The token’s smart contract takes a 5% commission whenever a Safemoon transfer takes place, which is then distributed to token holders. This is a part of a process that encourages holding on to the coins in the long run.
HashEx claimed that the Safemoon smart contract owner is an externally owned account controlled by a particular person.
The firm said that this account has a market value of $20 million with the sum constantly increasing due to the fact that the smart contract transfers part of the transfer commissions to the owner account.

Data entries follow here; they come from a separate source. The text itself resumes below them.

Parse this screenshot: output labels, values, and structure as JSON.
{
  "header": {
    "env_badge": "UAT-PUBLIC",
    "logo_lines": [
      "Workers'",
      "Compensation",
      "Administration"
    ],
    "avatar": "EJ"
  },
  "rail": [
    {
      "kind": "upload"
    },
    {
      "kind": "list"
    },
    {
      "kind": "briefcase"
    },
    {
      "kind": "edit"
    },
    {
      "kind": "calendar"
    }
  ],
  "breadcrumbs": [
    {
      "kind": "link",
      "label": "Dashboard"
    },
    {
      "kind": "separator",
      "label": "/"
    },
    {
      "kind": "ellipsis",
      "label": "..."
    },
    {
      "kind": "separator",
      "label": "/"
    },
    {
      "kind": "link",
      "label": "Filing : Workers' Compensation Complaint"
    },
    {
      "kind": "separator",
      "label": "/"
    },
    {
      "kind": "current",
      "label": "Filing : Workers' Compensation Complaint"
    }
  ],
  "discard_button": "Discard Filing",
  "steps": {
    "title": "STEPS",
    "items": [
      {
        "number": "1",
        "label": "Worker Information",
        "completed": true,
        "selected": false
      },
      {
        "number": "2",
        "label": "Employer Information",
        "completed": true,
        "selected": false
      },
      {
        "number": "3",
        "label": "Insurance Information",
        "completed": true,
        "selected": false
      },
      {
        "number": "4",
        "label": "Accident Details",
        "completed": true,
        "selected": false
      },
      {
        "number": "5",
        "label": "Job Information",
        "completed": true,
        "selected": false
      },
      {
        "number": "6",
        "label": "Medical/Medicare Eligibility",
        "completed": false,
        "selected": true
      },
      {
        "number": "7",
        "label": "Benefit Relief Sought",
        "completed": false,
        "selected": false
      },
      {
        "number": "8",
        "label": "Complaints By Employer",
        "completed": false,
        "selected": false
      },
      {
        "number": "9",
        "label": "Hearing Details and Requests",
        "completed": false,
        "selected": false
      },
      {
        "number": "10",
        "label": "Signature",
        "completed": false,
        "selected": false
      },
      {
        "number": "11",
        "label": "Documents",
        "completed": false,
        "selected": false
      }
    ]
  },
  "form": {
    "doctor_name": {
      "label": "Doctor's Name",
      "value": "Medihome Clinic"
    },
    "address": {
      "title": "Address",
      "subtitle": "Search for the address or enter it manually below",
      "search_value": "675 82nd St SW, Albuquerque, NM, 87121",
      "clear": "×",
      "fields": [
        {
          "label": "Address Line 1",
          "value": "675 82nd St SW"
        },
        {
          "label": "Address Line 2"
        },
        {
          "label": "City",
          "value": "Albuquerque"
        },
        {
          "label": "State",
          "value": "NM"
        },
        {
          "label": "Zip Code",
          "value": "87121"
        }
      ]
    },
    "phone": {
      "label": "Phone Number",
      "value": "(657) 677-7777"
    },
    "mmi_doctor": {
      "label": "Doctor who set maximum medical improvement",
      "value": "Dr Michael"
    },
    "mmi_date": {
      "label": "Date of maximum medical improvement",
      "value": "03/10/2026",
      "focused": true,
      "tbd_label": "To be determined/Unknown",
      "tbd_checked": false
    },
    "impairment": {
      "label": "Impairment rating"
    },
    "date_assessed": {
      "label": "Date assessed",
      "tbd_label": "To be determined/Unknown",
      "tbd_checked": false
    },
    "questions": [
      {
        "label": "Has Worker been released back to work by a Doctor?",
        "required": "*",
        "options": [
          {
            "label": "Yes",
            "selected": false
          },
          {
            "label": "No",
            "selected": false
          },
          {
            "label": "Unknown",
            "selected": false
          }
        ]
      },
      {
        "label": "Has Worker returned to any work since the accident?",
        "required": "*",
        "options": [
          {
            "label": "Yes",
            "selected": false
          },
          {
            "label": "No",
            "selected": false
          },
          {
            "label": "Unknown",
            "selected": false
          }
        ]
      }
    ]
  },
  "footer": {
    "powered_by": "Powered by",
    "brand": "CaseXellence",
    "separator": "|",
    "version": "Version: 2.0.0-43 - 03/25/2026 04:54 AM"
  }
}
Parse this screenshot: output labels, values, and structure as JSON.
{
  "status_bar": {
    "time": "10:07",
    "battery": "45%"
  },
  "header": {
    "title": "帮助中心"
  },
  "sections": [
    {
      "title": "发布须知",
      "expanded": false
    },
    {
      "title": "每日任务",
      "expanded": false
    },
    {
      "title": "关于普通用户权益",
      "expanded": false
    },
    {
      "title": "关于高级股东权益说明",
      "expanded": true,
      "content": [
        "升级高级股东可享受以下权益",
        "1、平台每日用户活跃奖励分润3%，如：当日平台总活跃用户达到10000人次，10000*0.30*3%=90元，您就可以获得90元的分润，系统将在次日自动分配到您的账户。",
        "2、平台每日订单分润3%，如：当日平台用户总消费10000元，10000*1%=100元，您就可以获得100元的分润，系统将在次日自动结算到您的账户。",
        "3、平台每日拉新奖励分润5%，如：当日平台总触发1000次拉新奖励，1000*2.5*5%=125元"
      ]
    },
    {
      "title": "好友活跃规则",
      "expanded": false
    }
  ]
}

“In case the owner address is compromised, a rug pull of over $20,000,000 can happen at any moment. Because it’s about 15% of all liquidity that is being held in liquidity pools, the $SAFEMOON exchange rate can go down rapidly,” wrote HashEx.
SAFEMOON traded 5.11% lower at $0.00000486 at press time on a 24-hour basis. In the same time period, the coin fell 2.4% and 4.32% against Bitcoin (BTC) and Ethereum (ETH) respectively.
On Apr 20, SAFEMOON touched an all-time high of $0.00001399. The cryptocurrency has declined 65.21% since then.
BTC traded 1.36% lower at $38,542.93, while ETH traded 2.17% higher at $2,726.97 on a 24-hour basis.
Why It Matters: HashEx said that in case SafeMoon’s external account is compromised an attacker can drain the liquidity pool and prevent SafeMoon developers from sending tokens to a burn address.
Safemoon’s Chief Technology Officer Thomas Smith told HashEx that the issues raised by the security firm are not ones “we can update with a deployed contract without a hardfork.”
“Addressing these other issues, such as ownership renounce being able to be taken back by the contract deployer, we are never going to renounce and have made our stance on that clear in the past.”
Thomas told HashEx that SafeMoon has internal “policies and procedures” in place on how the contract operates “to alleviate risk of mishandling values.”
Three of the top six Decentralized Finance or DeFi hacks by value took place on the BSC platform, which includes the $30 million loss incurred by Spartan Protocol in May, Cointelegraph reported.